A 45-year-old lady was admitted to the emergency department of a secondary medical facility due to recurring attacks of epigastric discomfort. It was accompanied by fever, nausea, vomiting, and hypotension. Her medical history was notable for having type II diabetes, hypercholesterolemia, asthma, gastric reflux disease, and obesity. Moreover, the patient denied any prior trauma or endoscopic retrograde cholangiography. However, she stated that the only previous surgical procedure she had was an endometrial ablation. The results of her physical examination were normal. Her family doctor approved an abdominal scan and normal blood testing.
In the emergency room, the patient was revived, and a parenteral broad-spectrum antibiotic was administered for a possible intra-abdominal infection. Except for an elevated white blood count of 25000×10*9 per litre and abnormal liver function tests with aspartate aminotransferase of 456 U/l. With an alanine aminotransferase of 654 U/l and an alkaline phosphatase of 345 U/l, the haematological panel showed normal values. In addition to chest and abdomen radiograms, which were not contributing, blood and urine cultures were also taken.
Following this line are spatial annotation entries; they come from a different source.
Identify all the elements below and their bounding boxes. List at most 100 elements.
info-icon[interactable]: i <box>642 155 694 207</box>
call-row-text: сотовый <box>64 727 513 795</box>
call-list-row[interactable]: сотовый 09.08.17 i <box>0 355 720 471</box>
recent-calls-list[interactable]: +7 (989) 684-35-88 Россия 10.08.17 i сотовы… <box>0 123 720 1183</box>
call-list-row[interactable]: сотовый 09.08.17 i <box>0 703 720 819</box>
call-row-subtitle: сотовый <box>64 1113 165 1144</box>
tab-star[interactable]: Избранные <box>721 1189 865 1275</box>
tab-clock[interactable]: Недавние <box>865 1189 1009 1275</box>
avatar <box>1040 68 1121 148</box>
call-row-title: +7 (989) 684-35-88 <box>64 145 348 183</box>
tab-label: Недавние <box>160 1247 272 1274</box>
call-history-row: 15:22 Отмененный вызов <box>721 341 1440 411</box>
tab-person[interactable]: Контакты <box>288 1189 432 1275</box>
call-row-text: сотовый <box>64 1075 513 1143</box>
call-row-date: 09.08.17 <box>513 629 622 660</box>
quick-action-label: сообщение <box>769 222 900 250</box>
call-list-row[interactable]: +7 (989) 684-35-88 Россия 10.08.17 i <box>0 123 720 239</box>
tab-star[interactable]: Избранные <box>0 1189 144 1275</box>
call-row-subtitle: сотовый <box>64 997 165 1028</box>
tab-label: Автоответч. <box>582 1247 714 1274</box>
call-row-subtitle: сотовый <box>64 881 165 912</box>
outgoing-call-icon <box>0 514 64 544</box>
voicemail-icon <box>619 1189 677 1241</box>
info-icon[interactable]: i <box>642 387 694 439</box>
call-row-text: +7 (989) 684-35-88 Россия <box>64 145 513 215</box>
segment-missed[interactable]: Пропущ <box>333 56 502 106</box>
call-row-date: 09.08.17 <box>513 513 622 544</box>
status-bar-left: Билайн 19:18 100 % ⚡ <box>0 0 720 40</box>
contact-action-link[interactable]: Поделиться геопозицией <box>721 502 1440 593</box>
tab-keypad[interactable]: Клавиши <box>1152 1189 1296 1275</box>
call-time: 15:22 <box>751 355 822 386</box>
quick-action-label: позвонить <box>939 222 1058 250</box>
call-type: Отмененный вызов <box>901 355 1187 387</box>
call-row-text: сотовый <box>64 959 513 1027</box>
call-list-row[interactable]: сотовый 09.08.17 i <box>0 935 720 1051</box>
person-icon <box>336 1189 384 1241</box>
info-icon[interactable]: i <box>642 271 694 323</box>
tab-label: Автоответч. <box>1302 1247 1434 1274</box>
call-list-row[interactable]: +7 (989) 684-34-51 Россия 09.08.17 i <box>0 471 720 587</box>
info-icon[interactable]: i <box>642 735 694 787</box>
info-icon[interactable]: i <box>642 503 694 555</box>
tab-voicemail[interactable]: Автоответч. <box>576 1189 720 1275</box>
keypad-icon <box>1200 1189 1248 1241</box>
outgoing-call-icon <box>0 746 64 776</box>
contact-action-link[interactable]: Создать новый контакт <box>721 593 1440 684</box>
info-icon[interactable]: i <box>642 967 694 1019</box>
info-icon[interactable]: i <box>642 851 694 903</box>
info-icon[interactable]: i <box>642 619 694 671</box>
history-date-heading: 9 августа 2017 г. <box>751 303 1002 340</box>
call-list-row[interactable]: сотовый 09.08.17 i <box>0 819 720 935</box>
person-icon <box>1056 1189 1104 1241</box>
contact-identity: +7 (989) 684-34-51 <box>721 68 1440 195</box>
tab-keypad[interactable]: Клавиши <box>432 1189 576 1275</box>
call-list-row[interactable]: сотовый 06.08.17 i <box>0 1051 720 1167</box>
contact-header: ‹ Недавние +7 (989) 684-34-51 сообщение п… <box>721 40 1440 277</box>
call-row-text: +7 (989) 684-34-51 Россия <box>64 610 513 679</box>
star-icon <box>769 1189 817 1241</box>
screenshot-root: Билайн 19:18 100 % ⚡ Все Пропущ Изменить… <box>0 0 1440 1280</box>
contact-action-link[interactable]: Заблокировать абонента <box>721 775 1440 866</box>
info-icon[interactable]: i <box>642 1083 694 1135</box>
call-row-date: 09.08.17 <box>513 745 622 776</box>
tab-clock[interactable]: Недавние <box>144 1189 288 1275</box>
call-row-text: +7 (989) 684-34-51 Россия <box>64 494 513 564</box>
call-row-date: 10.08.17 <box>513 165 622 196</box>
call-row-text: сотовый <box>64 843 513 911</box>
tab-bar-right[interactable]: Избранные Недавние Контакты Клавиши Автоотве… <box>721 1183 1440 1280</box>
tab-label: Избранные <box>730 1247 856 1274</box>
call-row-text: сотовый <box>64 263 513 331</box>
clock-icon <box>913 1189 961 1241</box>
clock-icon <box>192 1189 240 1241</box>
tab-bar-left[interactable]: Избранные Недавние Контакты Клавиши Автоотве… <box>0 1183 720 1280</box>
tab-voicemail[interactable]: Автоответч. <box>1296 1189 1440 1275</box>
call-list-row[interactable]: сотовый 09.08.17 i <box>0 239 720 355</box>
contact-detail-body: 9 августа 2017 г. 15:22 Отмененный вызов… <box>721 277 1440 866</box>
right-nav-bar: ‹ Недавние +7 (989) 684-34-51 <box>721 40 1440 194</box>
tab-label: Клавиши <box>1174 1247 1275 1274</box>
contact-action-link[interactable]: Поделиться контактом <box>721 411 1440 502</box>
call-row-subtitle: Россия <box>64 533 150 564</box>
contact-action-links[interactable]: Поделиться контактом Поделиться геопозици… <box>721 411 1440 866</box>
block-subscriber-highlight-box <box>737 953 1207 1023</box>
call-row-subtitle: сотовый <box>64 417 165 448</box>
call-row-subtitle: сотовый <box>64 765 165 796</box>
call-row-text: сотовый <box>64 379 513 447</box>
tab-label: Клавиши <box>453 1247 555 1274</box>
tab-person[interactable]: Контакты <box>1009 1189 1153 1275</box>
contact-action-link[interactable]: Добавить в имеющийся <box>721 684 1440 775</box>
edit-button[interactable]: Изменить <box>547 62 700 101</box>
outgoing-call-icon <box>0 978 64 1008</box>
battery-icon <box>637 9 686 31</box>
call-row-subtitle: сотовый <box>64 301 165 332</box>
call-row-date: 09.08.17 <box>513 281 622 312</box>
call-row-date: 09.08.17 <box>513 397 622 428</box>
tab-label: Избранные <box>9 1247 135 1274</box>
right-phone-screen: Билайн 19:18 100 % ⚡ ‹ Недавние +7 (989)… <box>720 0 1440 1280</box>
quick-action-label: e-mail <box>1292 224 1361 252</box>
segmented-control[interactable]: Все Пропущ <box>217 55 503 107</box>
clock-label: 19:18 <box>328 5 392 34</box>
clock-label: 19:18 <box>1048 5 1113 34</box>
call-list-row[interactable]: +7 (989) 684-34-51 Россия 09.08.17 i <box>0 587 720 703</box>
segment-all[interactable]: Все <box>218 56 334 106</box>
An immediate abdominal ultrasound indicated a normal gallbladder and intrahepatic and extrahepatic bile ducts. Except for a 4-cm-diameter lesion in the left hepatic lobe, indicating an abscess. The abscess was elongated, with a linear echogenic structure in the center, measuring 4.1 cm in length and a few centimeters in width. The patient developed respiratory distress a few hours after arriving at the emergency department, and she was admitted to the intensive care unit, where she was treated for multiorgan failure (MOF) due to sepsis, and her blood cultures were positive for polymicrobial infection (Klebsiella, Escherichia coli, Streptococcus, and Enterococcus).
The patient was treated for several weeks with parenteral antibiotics (ampicillin, cefuroxime, and metronidazole) before being discharged. In addition to a follow-up appointment at a tertiary medical center for a surgical opinion on a possible intrahepatic-infected foreign body.
The patient’s CT abdomen revealed the presence of an elongated structure across the left lateral hepatic segments. However, with an almost complete clearance of the abscess chamber.
The patient was scheduled for an elective exploratory laparoscopy and possibly foreign body removal. She had inflammation and adhesions between the omentum and the gallbladder at the time of the operation. A cholecystectomy was performed laparoscopically. There were no clear symptoms of GIT perforation.
A laparoscopic hand-assisted left lateral segmental resection was performed. The presence of a hard object akin to a toothpick about 4.5 cm in length was discovered during an examination of the surgical material. The final pathological diagnosis revealed that the foreign body was made of wood. Moreover, it supported the assumption that the patient had a hepatic abscess caused by an ingested toothpick that had migrated from the GIT into the liver parenchyma.
The treatment was well tolerated by the patient, and her postoperative course was uncomplicated. The patient is still feeling well six months after her surgery and denies that any of her pre-operative problems have returned.
In less than 1% of instances, ingested foreign substances induce GIT perforation. The stomach and duodenum are the most common perforation sites. There have only been 46 reported cases of foreign substances penetrating the GIT wall and migrating into the liver, causing abscess cavities to develop. In most cases, the ingested object lodged in the left hemiliver after migrating from the intestinal lumen.
The majority of patients have non-specific symptoms, making diagnosis difficult, especially when the foreign body is not evident on abdominal radiographs. When there is clinical suspicion for this unusual diagnosis, ultrasonography (US) and CT are the preferred methods. At the same time, MRI is usually contraindicated when metallic items cannot be entirely ruled out. These items are typically hyperechoic on ultrasonography and have high-density features on CT.
A survey of the literature identified only 17 occurrences of hepatic abscesses induced by the migration of an ingested toothpick. To our knowledge, this is the first case of a patient who underwent intraoperative ultrasonography and laparoscopic hepatic resection for a hepatic tumor that caused sepsis and MOF.